3,0,my whole body feels itchy and like its on fire
4,0,"@nationwideclass no, it's not behaving at all...."


In [6]:
csv.dtypes

label     int64
tweet    object
dtype: object

In [7]:
pd.unique(csv['label'])

array([0, 4])

In [8]:
csv['label'].replace({4: 1}, inplace=True)
pd.unique(csv['label'])

array([0, 1])

In [0]:
num_sentences = csv.shape[0]
corpus = csv

In [13]:
print(csv.shape[0])
print(list(csv.loc[1]))

# Expected Output:
# 1600000
# ["is upset that he can't update his Facebook by texting it... and might cry as a result  School today also. Blah!", 0]

1600000
[0, "is upset that he can't update his Facebook by texting it... and might cry as a result  School today also. Blah!"]


In [19]:
csv = csv.sample(frac = 1).reset_index(drop=True)
list(csv.loc[1])

[0, 'Not happy with cold weather out side ']

In [0]:
sentences = list(csv['tweet'])[:training_size]
labels= list(csv['label'])[:training_size]


tokenizer = Tokenizer()
tokenizer.fit_on_texts(sentences)

word_index = tokenizer.word_index
vocab_size=len(word_index)

sequences = tokenizer.texts_to_sequences(sentences)
padded = pad_sequences(sequences)

split = int(test_portion * training_size)

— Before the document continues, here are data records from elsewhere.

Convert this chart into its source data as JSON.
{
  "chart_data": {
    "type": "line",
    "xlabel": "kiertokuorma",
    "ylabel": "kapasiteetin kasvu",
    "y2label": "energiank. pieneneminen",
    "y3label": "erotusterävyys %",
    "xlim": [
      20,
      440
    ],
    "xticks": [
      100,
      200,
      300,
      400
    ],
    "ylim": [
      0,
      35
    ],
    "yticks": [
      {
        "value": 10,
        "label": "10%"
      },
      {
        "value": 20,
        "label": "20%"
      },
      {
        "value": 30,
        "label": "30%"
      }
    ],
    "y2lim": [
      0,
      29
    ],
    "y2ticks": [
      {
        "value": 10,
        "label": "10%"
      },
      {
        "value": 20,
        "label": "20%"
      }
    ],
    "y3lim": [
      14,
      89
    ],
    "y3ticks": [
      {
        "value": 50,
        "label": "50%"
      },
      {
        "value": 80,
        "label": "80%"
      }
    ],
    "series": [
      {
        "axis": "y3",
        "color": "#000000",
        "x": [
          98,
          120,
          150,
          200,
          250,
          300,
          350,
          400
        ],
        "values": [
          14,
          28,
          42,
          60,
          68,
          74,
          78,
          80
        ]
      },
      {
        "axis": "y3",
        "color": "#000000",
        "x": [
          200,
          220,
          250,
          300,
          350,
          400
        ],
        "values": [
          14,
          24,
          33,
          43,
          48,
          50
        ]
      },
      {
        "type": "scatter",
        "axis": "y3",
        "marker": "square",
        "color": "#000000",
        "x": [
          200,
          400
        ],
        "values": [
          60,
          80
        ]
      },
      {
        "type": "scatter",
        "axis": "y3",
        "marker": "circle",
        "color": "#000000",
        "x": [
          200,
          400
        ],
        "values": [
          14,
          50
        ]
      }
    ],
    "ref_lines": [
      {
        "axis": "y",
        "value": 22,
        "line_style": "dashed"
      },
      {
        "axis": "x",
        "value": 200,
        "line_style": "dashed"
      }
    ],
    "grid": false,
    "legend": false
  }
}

test_sequences = padded[:split]
training_sequences = padded[split:]
test_labels = labels[:split]
training_labels = labels[split:]

In [26]:
split, len(sentences), len(training_sequences), len(test_sequences)

(16000, 160000, 144000, 16000)

In [25]:
print(vocab_size)
print(word_index['i'])
# Expected Output
# 138737
# 1

138737
1


In [0]:
embeddings_index = {}
with open('glove.6B.100d.txt') as f:
    for line in f:
        values = line.split()
        word = values[0]
        coefs = np.asarray(values[1:], dtype='float32')
        embeddings_index[word] = coefs

embeddings_matrix = np.zeros((vocab_size+1, embedding_dim))

for word, i in word_index.items():
    embedding_vector = embeddings_index.get(word)
    if embedding_vector is not None:
        embeddings_matrix[i] = embedding_vector

In [31]:
print(len(embeddings_matrix))
# Expected Output
# 138738

138738


In [0]:
model = tf.keras.Sequential([
    tf.keras.layers.Embedding(vocab_size+1, embedding_dim, input_length=max_length, weights=[embeddings_matrix], trainable=False),
    # YOUR CODE HERE - experiment with combining different types, such as convolutions and LSTMs
])
model.compile(# YOUR CODE HERE)
model.summary()

num_epochs = 50
history = model.fit(training_sequences, training_labels, epochs=num_epochs, validation_data=(test_sequences, test_labels), verbose=2)

print("Training Complete")

In [0]:
import matplotlib.image  as mpimg
import matplotlib.pyplot as plt

#-----------------------------------------------------------
# Retrieve a list of list results on training and test data
# sets for each training epoch
#-----------------------------------------------------------
acc=history.history['accuracy']
val_acc=history.history['val_accuracy']
loss=history.history['loss']
val_loss=history.history['val_loss']

epochs=range(len(acc)) # Get number of epochs

#------------------------------------------------
# Plot training and validation accuracy per epoch
#------------------------------------------------
plt.plot(epochs, acc, 'r')
plt.plot(epochs, val_acc, 'b')
plt.title('Training and validation accuracy')
plt.xlabel("Epochs")
plt.ylabel("Accuracy")
plt.legend(["Accuracy", "Validation Accuracy"])

plt.figure()

#------------------------------------------------
# Plot training and validation loss per epoch
#------------------------------------------------
plt.plot(epochs, loss, 'r')
plt.plot(epochs, val_loss, 'b')
plt.title('Training and validation loss')
plt.xlabel("Epochs")
plt.ylabel("Loss")
plt.legend(["Loss", "Validation Loss"])

plt.figure()


# Expected Output
# A chart where the validation loss does not increase sharply!